The Paramyxovirus respiratory syncytial virus (RSV) is the primary etiologic agent of serious epidemic lower respiratory tract disease in infants, immunosuppressed patients, and the elderly. Lower tract infection with RSV is characterized by a pronounced peribronchial mononuclear infiltrate, with eosinophilic and basophilic degranulation. Because RSV replication is restricted to airway epithelial cells, where RSV replication induces potent expression of chemokines, the epithelium is postulated to be a primary initiator of pulmonary inflammation in RSV infection. The spectrum of RSV-induced chemokines expressed by alveolar epithelial cells has not been fully investigated. In this report, we profile the kinetics and patterns of chemokine expression in RSV-infected lower airway epithelial cells (A549 and SAE). In A549 cells, membrane-based cDNA macroarrays and high-density oligonucleotide probe-based microarrays identified inducible expression of CC (I-309, Exodus-1, TARC, RANTES, MCP-1, MDC, and MIP-1 alpha and -1 beta), CXC (GRO-alpha, -beta, and -gamma, ENA-78, interleukin-8 [IL-8], and I-TAC), and CX(3)C (Fractalkine) chemokines. Chemokines not previously known to be expressed by RSV-infected cells were independently confirmed by multiprobe RNase protection assay, Northern blotting, and reverse transcription-PCR. High-density microarrays performed on SAE cells confirmed a similar pattern of RSV-inducible expression of CC chemokines (Exodus-1, RANTES, and MIP-1 alpha and -1 beta), CXC chemokines (I-TAC, GRO-alpha, -beta, and -gamma, and IL-8), and Fractalkine. In contrast, TARC, MCP-1, and MDC were not induced, suggesting the existence of distinct genetic responses for different types of airway-derived epithelial cells. Hierarchical clustering by agglomerative nesting and principal-component analyses were performed on A549-expressed chemokines; these analyses indicated that RSV-inducible chemokines are ordered into three related expression groups. These data profile the temporal changes in expression by RSV-infected lower airway epithelial cells of chemokines, chemotactic proteins which may be responsible for the complex cellular infiltrate in virus-induced respiratory inflammation.

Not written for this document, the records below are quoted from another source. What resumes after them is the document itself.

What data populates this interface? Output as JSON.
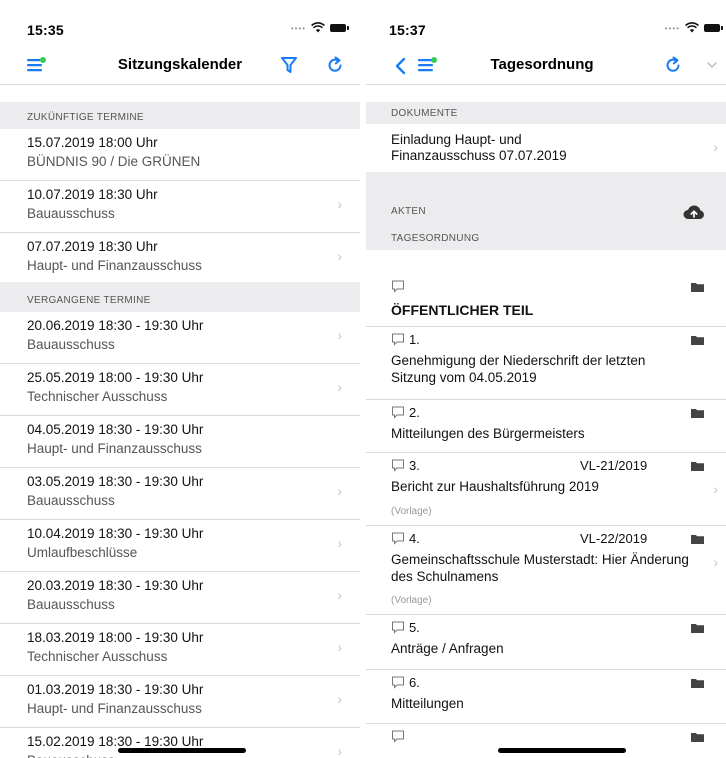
{
  "left": {
    "time": "15:35",
    "title": "Sitzungskalender",
    "future_header": "ZUKÜNFTIGE TERMINE",
    "past_header": "VERGANGENE TERMINE",
    "future": [
      {
        "date": "15.07.2019 18:00 Uhr",
        "committee": "BÜNDNIS 90 / Die GRÜNEN",
        "chevron": false
      },
      {
        "date": "10.07.2019 18:30 Uhr",
        "committee": "Bauausschuss",
        "chevron": true
      },
      {
        "date": "07.07.2019 18:30 Uhr",
        "committee": "Haupt- und Finanzausschuss",
        "chevron": true
      }
    ],
    "past": [
      {
        "date": "20.06.2019 18:30 -  19:30 Uhr",
        "committee": "Bauausschuss",
        "chevron": true
      },
      {
        "date": "25.05.2019 18:00 -  19:30 Uhr",
        "committee": "Technischer Ausschuss",
        "chevron": true
      },
      {
        "date": "04.05.2019 18:30 -  19:30 Uhr",
        "committee": "Haupt- und Finanzausschuss",
        "chevron": false
      },
      {
        "date": "03.05.2019 18:30 -  19:30 Uhr",
        "committee": "Bauausschuss",
        "chevron": true
      },
      {
        "date": "10.04.2019 18:30 -  19:30 Uhr",
        "committee": "Umlaufbeschlüsse",
        "chevron": true
      },
      {
        "date": "20.03.2019 18:30 -  19:30 Uhr",
        "committee": "Bauausschuss",
        "chevron": true
      },
      {
        "date": "18.03.2019 18:00 -  19:30 Uhr",
        "committee": "Technischer Ausschuss",
        "chevron": true
      },
      {
        "date": "01.03.2019 18:30 -  19:30 Uhr",
        "committee": "Haupt- und Finanzausschuss",
        "chevron": true
      },
      {
        "date": "15.02.2019 18:30 -  19:30 Uhr",
        "committee": "Bauausschuss",
        "chevron": true
      }
    ]
  },
  "right": {
    "time": "15:37",
    "title": "Tagesordnung",
    "docs_header": "DOKUMENTE",
    "doc_title": "Einladung Haupt- und Finanzausschuss 07.07.2019",
    "akten_header": "AKTEN",
    "agenda_header": "TAGESORDNUNG",
    "agenda": [
      {
        "num": "",
        "ref": "",
        "text": "ÖFFENTLICHER TEIL",
        "sub": "",
        "bold": true,
        "chevron": false
      },
      {
        "num": "1.",
        "ref": "",
        "text": "Genehmigung der Niederschrift der letzten Sitzung vom 04.05.2019",
        "sub": "",
        "bold": false,
        "chevron": false
      },
      {
        "num": "2.",
        "ref": "",
        "text": "Mitteilungen des Bürgermeisters",
        "sub": "",
        "bold": false,
        "chevron": false
      },
      {
        "num": "3.",
        "ref": "VL-21/2019",
        "text": "Bericht zur Haushaltsführung 2019",
        "sub": "(Vorlage)",
        "bold": false,
        "chevron": true
      },
      {
        "num": "4.",
        "ref": "VL-22/2019",
        "text": "Gemeinschaftsschule Musterstadt: Hier Änderung des Schulnamens",
        "sub": "(Vorlage)",
        "bold": false,
        "chevron": true
      },
      {
        "num": "5.",
        "ref": "",
        "text": "Anträge / Anfragen",
        "sub": "",
        "bold": false,
        "chevron": false
      },
      {
        "num": "6.",
        "ref": "",
        "text": "Mitteilungen",
        "sub": "",
        "bold": false,
        "chevron": false
      },
      {
        "num": "",
        "ref": "",
        "text": "",
        "sub": "",
        "bold": false,
        "chevron": false
      }
    ]
  },
  "colors": {
    "accent": "#1a7cf5",
    "menu_dot": "#33cc55",
    "section_bg": "#ececee",
    "folder": "#444444"
  },
  "icons": [
    "menu-icon",
    "filter-icon",
    "refresh-icon",
    "back-chevron-icon",
    "cloud-upload-icon",
    "folder-icon",
    "comment-bubble-icon",
    "chevron-right-icon",
    "chevron-down-icon",
    "wifi-icon",
    "battery-icon"
  ]
}
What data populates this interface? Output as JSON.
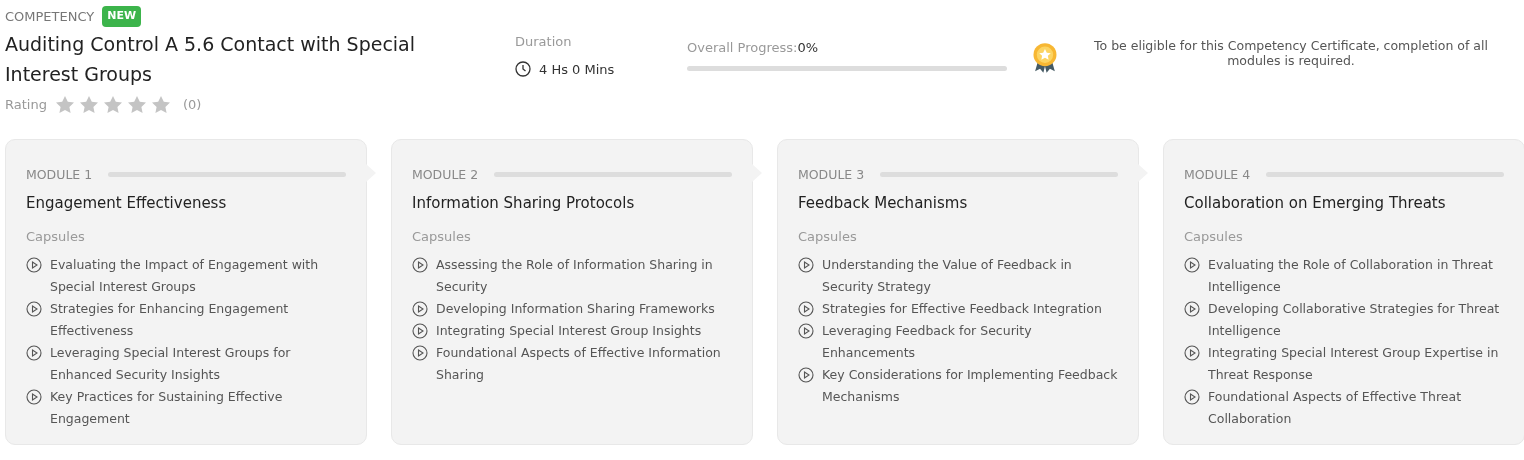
{
  "header": {
    "category": "COMPETENCY",
    "badge": "NEW",
    "title": "Auditing Control A 5.6 Contact with Special Interest Groups",
    "rating": {
      "label": "Rating",
      "stars": 0,
      "count": "(0)"
    },
    "duration": {
      "label": "Duration",
      "value": "4 Hs 0 Mins"
    },
    "progress": {
      "label": "Overall Progress:",
      "value": "0%",
      "level": 0
    },
    "certificate": {
      "text": "To be eligible for this Competency Certificate, completion of all modules is required."
    }
  },
  "modules": [
    {
      "label": "MODULE 1",
      "level": 0,
      "title": "Engagement Effectiveness",
      "capsules_label": "Capsules",
      "capsules": [
        "Evaluating the Impact of Engagement with Special Interest Groups",
        "Strategies for Enhancing Engagement Effectiveness",
        "Leveraging Special Interest Groups for Enhanced Security Insights",
        "Key Practices for Sustaining Effective Engagement"
      ]
    },
    {
      "label": "MODULE 2",
      "level": 0,
      "title": "Information Sharing Protocols",
      "capsules_label": "Capsules",
      "capsules": [
        "Assessing the Role of Information Sharing in Security",
        "Developing Information Sharing Frameworks",
        "Integrating Special Interest Group Insights",
        "Foundational Aspects of Effective Information Sharing"
      ]
    },
    {
      "label": "MODULE 3",
      "level": 0,
      "title": "Feedback Mechanisms",
      "capsules_label": "Capsules",
      "capsules": [
        "Understanding the Value of Feedback in Security Strategy",
        "Strategies for Effective Feedback Integration",
        "Leveraging Feedback for Security Enhancements",
        "Key Considerations for Implementing Feedback Mechanisms"
      ]
    },
    {
      "label": "MODULE 4",
      "level": 0,
      "title": "Collaboration on Emerging Threats",
      "capsules_label": "Capsules",
      "capsules": [
        "Evaluating the Role of Collaboration in Threat Intelligence",
        "Developing Collaborative Strategies for Threat Intelligence",
        "Integrating Special Interest Group Expertise in Threat Response",
        "Foundational Aspects of Effective Threat Collaboration"
      ]
    }
  ]
}
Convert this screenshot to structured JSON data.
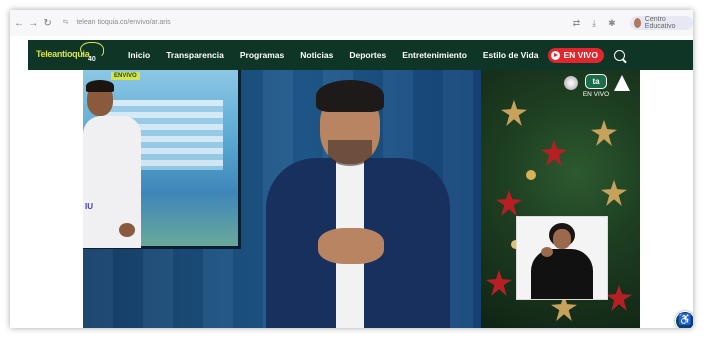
{
  "browser": {
    "url": "telean tioquia.co/envivo/ar.aris",
    "back_icon": "arrow-left-icon",
    "forward_icon": "arrow-right-icon",
    "reload_icon": "reload-icon",
    "profile_label": "Centro Educativo"
  },
  "site": {
    "logo_text": "Teleantioquia",
    "logo_year": "40",
    "menu": [
      "Inicio",
      "Transparencia",
      "Programas",
      "Noticias",
      "Deportes",
      "Entretenimiento",
      "Estilo de Vida"
    ],
    "live_label": "EN VIVO",
    "colors": {
      "nav_bg": "#0f3526",
      "live_red": "#e3262b",
      "logo_green": "#d8e34a"
    }
  },
  "video": {
    "channel_badge": "ta",
    "channel_live_label": "EN VIVO",
    "screen_logo": "IU",
    "screen_banner": "ENVIVO"
  },
  "accessibility": {
    "icon": "accessibility-icon",
    "glyph": "♿"
  }
}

副粘病毒呼吸道合胞病毒(RSV)是引起婴儿、免疫抑制患者和老年人严重流行性下呼吸道疾病的主要病原体。RSV引起的下呼吸道感染的特征是明显的支气管周围单核细胞浸润,并伴有嗜酸性粒细胞和嗜碱性粒细胞脱颗粒。由于RSV复制仅限于气道上皮细胞,而RSV复制会诱导趋化因子的有效表达,因此推测上皮细胞是RSV感染中肺部炎症的主要引发者。肺泡上皮细胞表达的RSV诱导趋化因子谱尚未得到充分研究。在本报告中,我们描绘了RSV感染的下呼吸道上皮细胞(A549和SAE)中趋化因子表达的动力学和模式。在A549细胞中,基于膜的cDNA宏阵列和基于高密度寡核苷酸探针的微阵列鉴定出CC趋化因子(I-309、Exodus-1、TARC、RANTES、MCP-1、MDC以及MIP-1α和-1β)、CXC趋化因子(GRO-α、-β和-γ、ENA-78、白细胞介素-8 [IL-8]和I-TAC)以及CX(3)C趋化因子(Fractalkine)的可诱导表达。以前未知由RSV感染细胞表达的趋化因子通过多探针核糖核酸酶保护试验、Northern印迹和逆转录PCR得到独立证实。对SAE细胞进行的高密度微阵列证实了CC趋化因子(Exodus-1、RANTES以及MIP-1α和-1β)、CXC趋化因子(I-TAC、GRO-α、-β和-γ以及IL-8)和Fractalkine的类似RSV诱导表达模式。相比之下,TARC、MCP-1和MDC未被诱导,这表明不同类型的气道来源上皮细胞存在不同的基因反应。对A549细胞表达的趋化因子进行了凝聚嵌套层次聚类和主成分分析;这些分析表明,RSV诱导的趋化因子被分为三个相关的表达组。这些数据描绘了RSV感染的下呼吸道上皮细胞中趋化因子(趋化蛋白)表达的时间变化,这些趋化因子可能是病毒诱导的呼吸道炎症中复杂细胞浸润的原因。